Superficial temporal artery island flap was
described in literature. Its drawbacks are presence
of hair, sacrifice of its two main divisions and the
two stages if prefabricated [12,14]. Bifurcated superficial
temporal island flap utilizing both frontal
and parietal divisions was also previously reported
for periocular defect reconstruction [15-17]. However,
the parietal branch territory is hairy so frequently
a hair ablation method is required, and the
resulting Y shaped scar is another disadvantage.

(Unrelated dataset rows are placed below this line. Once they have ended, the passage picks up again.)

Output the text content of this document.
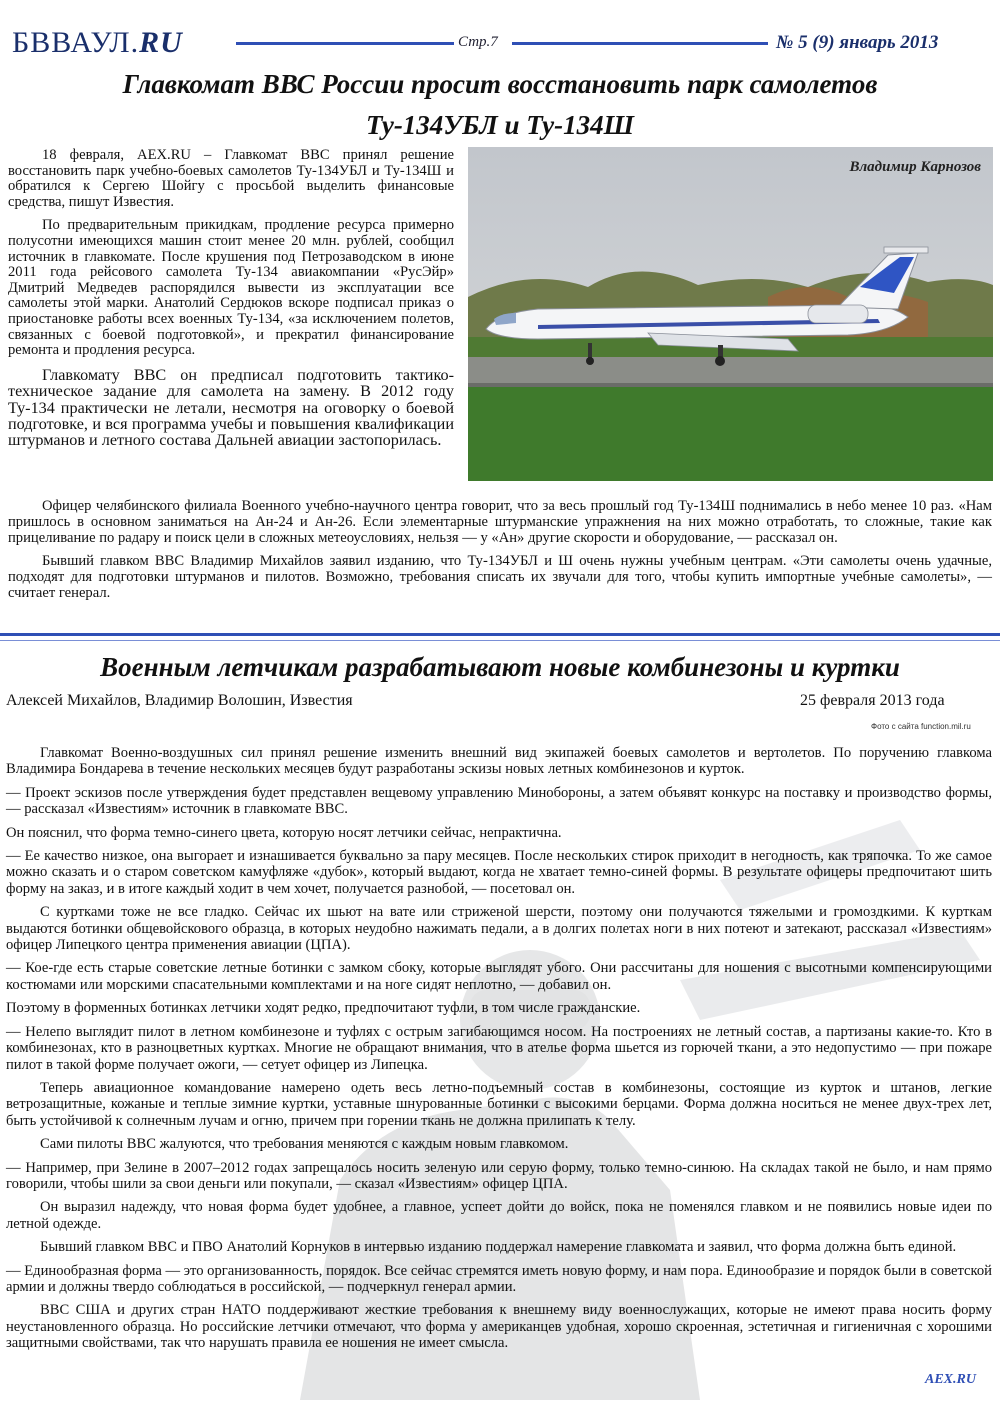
БВВАУЛ.RU	Стр.7	№ 5 (9) январь 2013
Главкомат ВВС России просит восстановить парк самолетов
Ту-134УБЛ и Ту-134Ш

18 февраля, AEX.RU – Главкомат ВВС принял решение восстановить парк учебно-боевых самолетов Ту-134УБЛ и Ту-134Ш и обратился к Сергею Шойгу с просьбой выделить финансовые средства, пишут Известия.

По предварительным прикидкам, продление ресурса примерно полусотни имеющихся машин стоит менее 20 млн. рублей, сообщил источник в главкомате. После крушения под Петрозаводском в июне 2011 года рейсового самолета Ту-134 авиакомпании «РусЭйр» Дмитрий Медведев распорядился вывести из эксплуатации все самолеты этой марки. Анатолий Сердюков вскоре подписал приказ о приостановке работы всех военных Ту-134, «за исключением полетов, связанных с боевой подготовкой», и прекратил финансирование ремонта и продления ресурса.

Главкомату ВВС он предписал подготовить тактико-техническое задание для самолета на замену. В 2012 году Ту-134 практически не летали, несмотря на оговорку о боевой подготовке, и вся программа учебы и повышения квалификации штурманов и летного состава Дальней авиации застопорилась.

Владимир Карнозов

Офицер челябинского филиала Военного учебно-научного центра говорит, что за весь прошлый год Ту-134Ш поднимались в небо менее 10 раз. «Нам пришлось в основном заниматься на Ан-24 и Ан-26. Если элементарные штурманские упражнения на них можно отработать, то сложные, такие как прицеливание по радару и поиск цели в сложных метеоусловиях, нельзя — у «Ан» другие скорости и оборудование, — рассказал он.

Бывший главком ВВС Владимир Михайлов заявил изданию, что Ту-134УБЛ и Ш очень нужны учебным центрам. «Эти самолеты очень удачные, подходят для подготовки штурманов и пилотов. Возможно, требования списать их звучали для того, чтобы купить импортные учебные самолеты», — считает генерал.

Военным летчикам разрабатывают новые комбинезоны и куртки
Алексей Михайлов, Владимир Волошин, Известия	25 февраля 2013 года
Фото с сайта function.mil.ru

Главкомат Военно-воздушных сил принял решение изменить внешний вид экипажей боевых самолетов и вертолетов. По поручению главкома Владимира Бондарева в течение нескольких месяцев будут разработаны эскизы новых летных комбинезонов и курток.

— Проект эскизов после утверждения будет представлен вещевому управлению Минобороны, а затем объявят конкурс на поставку и производство формы, — рассказал «Известиям» источник в главкомате ВВС.

Он пояснил, что форма темно-синего цвета, которую носят летчики сейчас, непрактична.

— Ее качество низкое, она выгорает и изнашивается буквально за пару месяцев. После нескольких стирок приходит в негодность, как тряпочка. То же самое можно сказать и о старом советском камуфляже «дубок», который выдают, когда не хватает темно-синей формы. В результате офицеры предпочитают шить форму на заказ, и в итоге каждый ходит в чем хочет, получается разнобой, — посетовал он.

С куртками тоже не все гладко. Сейчас их шьют на вате или стриженой шерсти, поэтому они получаются тяжелыми и громоздкими. К курткам выдаются ботинки общевойскового образца, в которых неудобно нажимать педали, а в долгих полетах ноги в них потеют и затекают, рассказал «Известиям» офицер Липецкого центра применения авиации (ЦПА).

— Кое-где есть старые советские летные ботинки с замком сбоку, которые выглядят убого. Они рассчитаны для ношения с высотными компенсирующими костюмами или морскими спасательными комплектами и на ноге сидят неплотно, — добавил он.

Поэтому в форменных ботинках летчики ходят редко, предпочитают туфли, в том числе гражданские.

— Нелепо выглядит пилот в летном комбинезоне и туфлях с острым загибающимся носом. На построениях не летный состав, а партизаны какие-то. Кто в комбинезонах, кто в разноцветных куртках. Многие не обращают внимания, что в ателье форма шьется из горючей ткани, а это недопустимо — при пожаре пилот в такой форме получает ожоги, — сетует офицер из Липецка.

Теперь авиационное командование намерено одеть весь летно-подъемный состав в комбинезоны, состоящие из курток и штанов, легкие ветрозащитные, кожаные и теплые зимние куртки, уставные шнурованные ботинки с высокими берцами. Форма должна носиться не менее двух-трех лет, быть устойчивой к солнечным лучам и огню, причем при горении ткань не должна прилипать к телу.

Сами пилоты ВВС жалуются, что требования меняются с каждым новым главкомом.

— Например, при Зелине в 2007–2012 годах запрещалось носить зеленую или серую форму, только темно-синюю. На складах такой не было, и нам прямо говорили, чтобы шили за свои деньги или покупали, — сказал «Известиям» офицер ЦПА.

Он выразил надежду, что новая форма будет удобнее, а главное, успеет дойти до войск, пока не поменялся главком и не появились новые идеи по летной одежде.

Бывший главком ВВС и ПВО Анатолий Корнуков в интервью изданию поддержал намерение главкомата и заявил, что форма должна быть единой.

— Единообразная форма — это организованность, порядок. Все сейчас стремятся иметь новую форму, и нам пора. Единообразие и порядок были в советской армии и должны твердо соблюдаться в российской, — подчеркнул генерал армии.

ВВС США и других стран НАТО поддерживают жесткие требования к внешнему виду военнослужащих, которые не имеют права носить форму неустановленного образца. Но российские летчики отмечают, что форма у американцев удобная, хорошо скроенная, эстетичная и гигиеничная с хорошими защитными свойствами, так что нарушать правила ее ношения не имеет смысла.

AEX.RU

Frontal artery is the larger of the two terminal
divisions of the superficial temporal artery. It
supplies a hairless wide area with good color match
and texture comparable to eyelids skin [18]. Bhattacharyla
et al., 2006 described frontal island flap
of superficial temporal artery for perioral reconstruction
[11].
Cadaveric dissection studies [10,19] as well as
Studies utilizing either digital subtraction angiography
or three-dimensional computerized tomographic
angiography [20,21] demonstrated that the
frontal division is more constant and less liable to
anatomical variations than the parietal one. It is
wider in diameter (1.4mm versus 1.3mm), longer
in length (106mm versus 99mm). So, either it or
its branches could be used as a pedicle for microvascular
transfer.
Omari et al., 2012 reported a case of island flap
based on anterior branch of frontal division of
superficial temporal for contracted socket with a
successful result [22].
Depending on the previous anatomical and
clinical studies, we added a new island flap. It
depends on the two branches of the frontal division
of the superficial temporal artery. Preoperative
Doppler studies and intra-operative trans–illumination
help to define their course, which proved
constant in all cases of the study. It is almost
hairless flap that gives good color match and texture
to both eyelids. The flap harvesting is easy and the
planes of dissection are clear.
In spite of the wide tunnel created to deliver
the flap to the defect, early postoperative mild
congestion developed in 8/11 cases. The cause is
unclear. There may be a relative higher arterial
inflow than the capacity of the venous drainage in
the early postoperative period that improves by
time. All cases of the study passed a smooth postoperative
course. Only one case (1/11) developed
partial distal flap necrosis and it healed well after
debridement and resuturing.
The functional outcome was excellent regarding
smooth opening and closure of eyelids. The only
drawback was the need for split thickness skin
grafting for donor site closure in most cases. Regarding
patient's satisfaction, 6/11 (55%) of them
were very satisfied and 4/11 (45%) were satisfied
while no patients were unsatisfied. This adds to
the merits of this flap.
Conclusion:
Bifid frontal superficial temporal artery island
flap is easily dissected due to distinct anatomical
landmarks. It provides adequate hairless coverage,
with good color and texture match for complex
eyelid defects involving zones zones I, II and IV.
It is a single stage procedure and it preserves the
parietal division for use in any other future defects.
All patients were satisfied functionally and aesthetically.
The only disadvantage is the skin grafting
of the donor site. The flap is considered an innovation
one for covering these challenging defects.